I've already touched on this topic, but it seems possible (if not likely) that copyright law will be tightened in response to the large-scale theft performed by OpenAI et al. to feed their LLMs, with both of us suspecting fair use will likely take a pounding. As you pointed out, the exploitation of fair use's research exception makes it especially vulnerable to its repeal.

On a different note, I suspect FOSS licenses (Creative Commons, GPL, etcetera) will suffer a major decline in popularity thanks to the large-scale code theft this AI bubble brought - after two-ish years of the AI industry (if not tech in general) treating anything publicly available as theirs to steal (whether implicitly or explicitly), I'd expect people are gonna be a lot stingier about providing source code or contributing to FOSS.

[–] BlueMonday1984@awful.systems 15 points 1 month ago (4 children)

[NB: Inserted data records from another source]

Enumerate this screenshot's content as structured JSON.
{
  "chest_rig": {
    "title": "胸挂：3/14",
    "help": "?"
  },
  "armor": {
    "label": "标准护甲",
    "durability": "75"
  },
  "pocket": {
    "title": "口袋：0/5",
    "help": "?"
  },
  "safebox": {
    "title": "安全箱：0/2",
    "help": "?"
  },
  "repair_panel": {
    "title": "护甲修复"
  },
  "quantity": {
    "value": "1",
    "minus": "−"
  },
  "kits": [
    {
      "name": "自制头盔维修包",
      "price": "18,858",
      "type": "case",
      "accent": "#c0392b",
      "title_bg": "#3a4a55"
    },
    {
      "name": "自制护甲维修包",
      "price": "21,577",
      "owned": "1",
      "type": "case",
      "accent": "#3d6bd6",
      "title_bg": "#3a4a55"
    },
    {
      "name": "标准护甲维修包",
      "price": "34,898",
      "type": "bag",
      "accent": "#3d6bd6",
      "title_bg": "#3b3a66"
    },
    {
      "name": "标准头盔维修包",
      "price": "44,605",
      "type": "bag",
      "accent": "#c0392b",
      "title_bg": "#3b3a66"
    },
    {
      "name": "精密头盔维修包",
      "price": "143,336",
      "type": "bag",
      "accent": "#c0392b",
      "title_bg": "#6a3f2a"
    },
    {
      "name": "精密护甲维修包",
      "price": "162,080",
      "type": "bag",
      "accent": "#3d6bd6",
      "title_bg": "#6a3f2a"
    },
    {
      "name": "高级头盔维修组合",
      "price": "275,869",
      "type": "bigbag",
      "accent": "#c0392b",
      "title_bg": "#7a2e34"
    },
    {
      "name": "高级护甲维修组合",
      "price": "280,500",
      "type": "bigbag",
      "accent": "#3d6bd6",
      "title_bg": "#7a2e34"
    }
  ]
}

The top comment's also pretty good, especially the final paragraph:

I guess these companies decided that strip-mining the commons was an acceptable deal because they’d soon be generating their own facts via AGI, but that hasn’t come to pass yet. Instead they’ve pissed off many of the people they were relying on to continue feeding facts and creativity into the maws of their GPUs, as well as possibly fatally crippling the concept of fair use if future court cases go against them.